Visible efforts are made to keep the poor out of sight. Nigerian trade unionists like to call these “anti-poor policies”. Okadas, usually the only form of public transport that the poor can afford, have been banned from many parts of the state and the metropolis. Along the major thoroughfares such as the one leading from Lekki Phase 1 to VGC, you see signs warning that street hawkers will be prosecuted. The signs are usually ignored as hawkers, the majority of school age, risk life and limb, selling their wares, literally a few yards away from the gated community of VGC, with its tree-lined streets, mansions, and families with kids about the same age as the street kids, but in very expensive private schools. Those pampered and sheltered kids in their mansions never get a chance to see how the “other Lagos” lives or even interact with them, perhaps, apart from seeing them trying to sell their parents stuff from wound up car windows in traffic jams.
What was disconcerting was that none of the Lagos dwellers that were riding with me in cars in traffic seemed bothered in the slightest by this form of child abuse involving child labour. If the voters are not bothered, who is going to hold the government to account? The Nigerian constitution states in Chapter 2, section 17(3): “The State shall direct its policy towards ensuring that (f) children, young persons are protected against any exploitation whatsoever, and against moral and material neglect.”
The standard well-off Lagosian response to these issues is that “there is poverty anywhere in the world”. But the level of inequality in Lagos is immense.
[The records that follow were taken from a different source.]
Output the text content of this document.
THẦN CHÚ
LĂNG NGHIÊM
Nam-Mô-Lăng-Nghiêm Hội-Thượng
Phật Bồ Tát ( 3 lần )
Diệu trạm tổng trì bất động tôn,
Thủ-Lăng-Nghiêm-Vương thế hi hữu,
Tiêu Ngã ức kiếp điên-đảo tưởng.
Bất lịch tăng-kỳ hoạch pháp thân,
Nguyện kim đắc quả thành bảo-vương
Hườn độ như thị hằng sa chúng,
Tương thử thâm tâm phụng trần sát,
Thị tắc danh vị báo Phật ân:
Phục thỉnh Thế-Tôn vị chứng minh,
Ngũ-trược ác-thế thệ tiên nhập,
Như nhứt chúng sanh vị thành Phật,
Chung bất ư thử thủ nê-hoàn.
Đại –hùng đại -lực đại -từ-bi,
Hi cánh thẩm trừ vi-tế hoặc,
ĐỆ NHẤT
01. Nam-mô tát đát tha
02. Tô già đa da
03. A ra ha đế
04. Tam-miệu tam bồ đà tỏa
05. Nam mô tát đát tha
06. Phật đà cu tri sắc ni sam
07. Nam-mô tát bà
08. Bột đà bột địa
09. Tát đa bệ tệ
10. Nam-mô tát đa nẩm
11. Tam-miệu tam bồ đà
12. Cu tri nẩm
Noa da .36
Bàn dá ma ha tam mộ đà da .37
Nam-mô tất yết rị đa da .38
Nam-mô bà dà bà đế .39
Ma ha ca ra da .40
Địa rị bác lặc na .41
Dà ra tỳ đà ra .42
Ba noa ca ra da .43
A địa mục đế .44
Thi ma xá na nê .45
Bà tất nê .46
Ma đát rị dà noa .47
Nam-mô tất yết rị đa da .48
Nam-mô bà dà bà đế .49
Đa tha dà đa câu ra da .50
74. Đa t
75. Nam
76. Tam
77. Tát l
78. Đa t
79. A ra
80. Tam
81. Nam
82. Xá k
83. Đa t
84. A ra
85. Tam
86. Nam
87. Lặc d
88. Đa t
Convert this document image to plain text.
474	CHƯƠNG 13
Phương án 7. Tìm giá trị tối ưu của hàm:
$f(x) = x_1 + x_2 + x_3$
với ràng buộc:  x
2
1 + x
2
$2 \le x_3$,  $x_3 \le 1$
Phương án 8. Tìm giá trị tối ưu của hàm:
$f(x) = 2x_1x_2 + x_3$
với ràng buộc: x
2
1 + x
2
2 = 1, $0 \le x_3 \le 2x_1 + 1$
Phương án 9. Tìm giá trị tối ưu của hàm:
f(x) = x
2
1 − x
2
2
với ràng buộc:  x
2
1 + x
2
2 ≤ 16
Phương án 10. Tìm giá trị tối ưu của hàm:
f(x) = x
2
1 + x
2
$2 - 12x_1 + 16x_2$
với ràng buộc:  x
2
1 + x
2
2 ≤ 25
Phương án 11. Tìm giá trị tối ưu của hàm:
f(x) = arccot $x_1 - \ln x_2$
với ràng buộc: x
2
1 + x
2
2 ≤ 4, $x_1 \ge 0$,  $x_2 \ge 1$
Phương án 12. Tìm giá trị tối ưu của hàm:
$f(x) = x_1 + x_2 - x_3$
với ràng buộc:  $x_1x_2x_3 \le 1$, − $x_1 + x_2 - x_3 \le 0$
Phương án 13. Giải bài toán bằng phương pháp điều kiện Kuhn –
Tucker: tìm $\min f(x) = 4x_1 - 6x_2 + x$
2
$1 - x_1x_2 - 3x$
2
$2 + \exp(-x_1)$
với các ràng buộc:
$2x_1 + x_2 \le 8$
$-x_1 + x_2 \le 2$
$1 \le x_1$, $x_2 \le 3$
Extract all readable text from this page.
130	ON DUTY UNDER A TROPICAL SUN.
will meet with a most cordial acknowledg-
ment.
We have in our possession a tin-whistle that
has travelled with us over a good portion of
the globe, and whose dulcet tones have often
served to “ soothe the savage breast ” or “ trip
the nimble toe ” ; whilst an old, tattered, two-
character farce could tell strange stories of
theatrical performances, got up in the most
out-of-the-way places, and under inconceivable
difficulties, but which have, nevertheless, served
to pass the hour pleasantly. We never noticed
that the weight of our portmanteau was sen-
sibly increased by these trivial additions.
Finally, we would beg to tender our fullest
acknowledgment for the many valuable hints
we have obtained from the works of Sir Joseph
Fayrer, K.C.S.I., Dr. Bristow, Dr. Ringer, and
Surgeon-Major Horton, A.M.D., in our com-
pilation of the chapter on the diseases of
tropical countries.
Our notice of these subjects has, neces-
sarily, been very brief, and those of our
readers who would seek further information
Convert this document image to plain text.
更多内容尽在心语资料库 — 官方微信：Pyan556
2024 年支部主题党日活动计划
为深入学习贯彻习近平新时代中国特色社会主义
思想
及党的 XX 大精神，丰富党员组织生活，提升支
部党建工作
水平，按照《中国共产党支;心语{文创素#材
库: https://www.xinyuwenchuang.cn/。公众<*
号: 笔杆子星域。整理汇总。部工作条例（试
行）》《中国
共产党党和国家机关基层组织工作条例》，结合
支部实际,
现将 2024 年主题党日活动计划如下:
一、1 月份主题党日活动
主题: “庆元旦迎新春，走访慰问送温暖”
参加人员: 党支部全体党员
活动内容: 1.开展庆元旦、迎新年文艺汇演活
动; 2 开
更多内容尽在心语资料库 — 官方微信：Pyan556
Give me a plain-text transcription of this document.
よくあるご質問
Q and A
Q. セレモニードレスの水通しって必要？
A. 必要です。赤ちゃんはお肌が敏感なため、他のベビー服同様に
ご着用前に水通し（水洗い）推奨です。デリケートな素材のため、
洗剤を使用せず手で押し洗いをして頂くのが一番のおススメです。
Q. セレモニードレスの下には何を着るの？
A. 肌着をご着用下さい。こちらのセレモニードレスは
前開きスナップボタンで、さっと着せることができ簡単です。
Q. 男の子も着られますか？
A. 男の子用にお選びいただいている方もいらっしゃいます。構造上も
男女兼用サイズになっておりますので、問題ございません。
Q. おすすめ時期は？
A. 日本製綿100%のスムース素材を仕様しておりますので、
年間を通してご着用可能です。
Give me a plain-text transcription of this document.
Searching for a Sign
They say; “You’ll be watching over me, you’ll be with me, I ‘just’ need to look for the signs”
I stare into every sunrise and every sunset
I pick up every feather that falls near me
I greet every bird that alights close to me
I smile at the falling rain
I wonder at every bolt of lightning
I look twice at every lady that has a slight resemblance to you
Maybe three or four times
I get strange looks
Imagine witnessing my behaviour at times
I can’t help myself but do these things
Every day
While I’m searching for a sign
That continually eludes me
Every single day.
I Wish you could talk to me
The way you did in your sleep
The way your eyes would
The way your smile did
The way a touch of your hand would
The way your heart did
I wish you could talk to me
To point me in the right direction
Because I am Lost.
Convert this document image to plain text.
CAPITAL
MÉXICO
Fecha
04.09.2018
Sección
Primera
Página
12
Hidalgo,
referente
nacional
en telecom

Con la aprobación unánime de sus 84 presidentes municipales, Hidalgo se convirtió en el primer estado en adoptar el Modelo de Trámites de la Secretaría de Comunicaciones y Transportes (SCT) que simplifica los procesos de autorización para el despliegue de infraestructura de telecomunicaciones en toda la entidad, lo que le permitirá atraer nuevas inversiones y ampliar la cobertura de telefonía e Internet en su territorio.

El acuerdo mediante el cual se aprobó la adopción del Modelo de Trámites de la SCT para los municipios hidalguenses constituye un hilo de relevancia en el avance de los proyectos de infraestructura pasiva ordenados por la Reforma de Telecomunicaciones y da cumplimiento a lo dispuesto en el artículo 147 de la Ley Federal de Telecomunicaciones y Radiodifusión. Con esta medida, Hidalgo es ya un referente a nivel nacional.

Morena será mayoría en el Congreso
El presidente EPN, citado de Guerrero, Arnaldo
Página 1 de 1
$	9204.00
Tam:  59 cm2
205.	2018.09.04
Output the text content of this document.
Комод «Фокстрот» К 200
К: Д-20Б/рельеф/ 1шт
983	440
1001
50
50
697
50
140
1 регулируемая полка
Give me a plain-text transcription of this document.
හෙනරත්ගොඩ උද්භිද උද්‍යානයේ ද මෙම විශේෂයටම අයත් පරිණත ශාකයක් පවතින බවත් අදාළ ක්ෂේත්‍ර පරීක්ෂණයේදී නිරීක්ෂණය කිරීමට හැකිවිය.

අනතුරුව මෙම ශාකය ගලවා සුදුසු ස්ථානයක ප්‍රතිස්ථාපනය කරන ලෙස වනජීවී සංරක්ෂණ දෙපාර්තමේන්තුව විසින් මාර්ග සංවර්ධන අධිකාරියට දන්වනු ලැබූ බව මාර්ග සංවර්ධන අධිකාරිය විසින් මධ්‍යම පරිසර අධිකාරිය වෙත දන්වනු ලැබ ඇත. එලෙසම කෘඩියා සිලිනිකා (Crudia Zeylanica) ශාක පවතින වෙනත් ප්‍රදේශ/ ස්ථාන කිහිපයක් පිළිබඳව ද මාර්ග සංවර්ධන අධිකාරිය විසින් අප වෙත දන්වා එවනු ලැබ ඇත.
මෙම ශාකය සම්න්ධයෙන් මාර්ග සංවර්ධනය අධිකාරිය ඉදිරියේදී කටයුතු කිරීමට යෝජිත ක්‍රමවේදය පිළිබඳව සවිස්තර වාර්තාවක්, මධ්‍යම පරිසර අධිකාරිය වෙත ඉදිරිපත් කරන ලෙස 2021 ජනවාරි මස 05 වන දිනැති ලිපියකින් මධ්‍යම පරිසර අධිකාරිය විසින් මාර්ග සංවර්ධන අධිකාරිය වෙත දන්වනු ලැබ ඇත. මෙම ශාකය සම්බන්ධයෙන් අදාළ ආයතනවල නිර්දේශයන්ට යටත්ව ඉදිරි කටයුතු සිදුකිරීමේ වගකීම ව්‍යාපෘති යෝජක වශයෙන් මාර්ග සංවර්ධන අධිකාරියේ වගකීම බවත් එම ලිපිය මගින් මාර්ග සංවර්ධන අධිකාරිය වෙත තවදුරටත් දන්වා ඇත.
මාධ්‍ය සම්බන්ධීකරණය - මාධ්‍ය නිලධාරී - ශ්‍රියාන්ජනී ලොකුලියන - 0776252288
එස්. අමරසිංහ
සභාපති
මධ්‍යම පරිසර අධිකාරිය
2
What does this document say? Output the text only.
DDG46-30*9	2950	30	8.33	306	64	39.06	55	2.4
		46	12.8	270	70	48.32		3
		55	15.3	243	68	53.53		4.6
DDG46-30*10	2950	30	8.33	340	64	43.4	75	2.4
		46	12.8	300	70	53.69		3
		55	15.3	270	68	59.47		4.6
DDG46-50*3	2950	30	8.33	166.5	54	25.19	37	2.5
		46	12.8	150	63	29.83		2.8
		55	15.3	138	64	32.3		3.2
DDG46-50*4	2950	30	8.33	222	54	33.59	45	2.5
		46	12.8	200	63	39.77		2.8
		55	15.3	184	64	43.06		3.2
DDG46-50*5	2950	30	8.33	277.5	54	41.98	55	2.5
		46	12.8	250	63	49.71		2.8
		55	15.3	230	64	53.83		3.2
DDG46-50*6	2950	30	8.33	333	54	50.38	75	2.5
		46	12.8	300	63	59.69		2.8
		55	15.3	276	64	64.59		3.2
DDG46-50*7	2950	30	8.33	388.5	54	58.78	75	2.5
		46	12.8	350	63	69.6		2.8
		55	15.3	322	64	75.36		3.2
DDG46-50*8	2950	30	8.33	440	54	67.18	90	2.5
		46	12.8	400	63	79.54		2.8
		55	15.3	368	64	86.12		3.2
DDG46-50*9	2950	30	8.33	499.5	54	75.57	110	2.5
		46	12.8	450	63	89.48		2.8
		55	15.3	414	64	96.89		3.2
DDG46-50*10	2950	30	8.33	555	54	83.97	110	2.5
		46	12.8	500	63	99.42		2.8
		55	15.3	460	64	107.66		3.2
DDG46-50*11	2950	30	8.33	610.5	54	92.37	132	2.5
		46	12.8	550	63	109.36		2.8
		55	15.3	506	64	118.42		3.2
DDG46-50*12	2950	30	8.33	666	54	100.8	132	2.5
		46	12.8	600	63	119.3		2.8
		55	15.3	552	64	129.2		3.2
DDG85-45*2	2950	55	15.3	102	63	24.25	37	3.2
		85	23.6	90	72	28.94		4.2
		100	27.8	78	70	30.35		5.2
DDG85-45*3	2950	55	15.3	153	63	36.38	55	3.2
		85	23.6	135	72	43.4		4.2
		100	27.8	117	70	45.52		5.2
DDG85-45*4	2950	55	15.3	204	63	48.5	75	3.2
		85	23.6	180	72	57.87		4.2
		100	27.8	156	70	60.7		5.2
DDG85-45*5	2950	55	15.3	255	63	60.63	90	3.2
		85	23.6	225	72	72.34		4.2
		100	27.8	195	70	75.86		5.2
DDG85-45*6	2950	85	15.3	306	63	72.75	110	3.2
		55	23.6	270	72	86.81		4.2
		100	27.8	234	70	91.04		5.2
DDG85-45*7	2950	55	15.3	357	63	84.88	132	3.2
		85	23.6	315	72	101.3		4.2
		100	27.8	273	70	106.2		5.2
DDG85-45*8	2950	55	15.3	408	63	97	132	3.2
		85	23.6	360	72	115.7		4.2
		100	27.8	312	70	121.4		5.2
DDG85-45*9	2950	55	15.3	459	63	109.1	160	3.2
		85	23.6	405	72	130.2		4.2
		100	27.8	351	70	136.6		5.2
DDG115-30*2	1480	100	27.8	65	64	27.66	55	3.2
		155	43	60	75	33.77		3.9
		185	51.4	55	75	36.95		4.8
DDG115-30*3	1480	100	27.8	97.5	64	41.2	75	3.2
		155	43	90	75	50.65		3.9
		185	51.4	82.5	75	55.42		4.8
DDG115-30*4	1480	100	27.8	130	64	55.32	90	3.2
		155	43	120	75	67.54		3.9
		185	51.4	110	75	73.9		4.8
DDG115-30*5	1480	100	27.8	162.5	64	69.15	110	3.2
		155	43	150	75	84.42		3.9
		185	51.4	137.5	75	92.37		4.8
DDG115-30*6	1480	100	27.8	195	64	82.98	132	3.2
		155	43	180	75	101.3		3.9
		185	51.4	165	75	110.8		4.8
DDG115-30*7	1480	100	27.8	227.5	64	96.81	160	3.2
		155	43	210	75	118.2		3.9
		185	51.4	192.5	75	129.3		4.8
The differences in terms of access to services in health, education, water supply, etc between a VGC dweller and fellow Lagosians on the wrong side of the tracks is vast. I saw wheelie rubbish bins outside houses in VGC waiting for collection. Down the road in Lekki Phase 1, some gutter drains were blocked with rubbish – despite the very expensive buildings lining the streets. There was not a bad road in sight in VGC. But once you drove off the main thoroughfares in even upmarket areas like Ikoyi and Lekki, potholes, puddles, flooding after rain would make it a very slow and unpleasant journey.
The type of growth that Lagos has experienced in the past six years, where the proceeds seem to have been cornered by a very small and wealthy elite, is not sustainable. The secluded and gated communities of VGC, with their police station, guards at the gate screening vehicles before entry, working street lights and so on, have bought for themselves an oasis in a desert of low living standards for the majority. Those residents can provide for their own education, their own power and water supply, their own healthcare and other social services. They don’t even have to go to the same churches as the poor.
The trouble is that where there is such vast inequality, the poor also want those good things in life. But they have been abandoned by successive governments, who, through the provision of decent and free public education, could have used such a public service as a vehicle to lift the majority out of poverty and into high-level jobs and well-paying careers. When opportunities for social advancement through legit means are limited for the majority, crime becomes an increasingly viable option.
Tony Blair’s mantra used to be “fight crime and fight the causes of crime”. Inequality is a significant factor in increasing crime rates. The Lagos State government is not helping its wealthy residents by continuing to deny the benefits of economic growth to the majority of Lagosians. Sen also argued: “Economic growth without investment in human development is unsustainable – and unethical”. It is more than that in the Lagos and Nigerian context. It is not conducive for community safety and it is unconstitutional.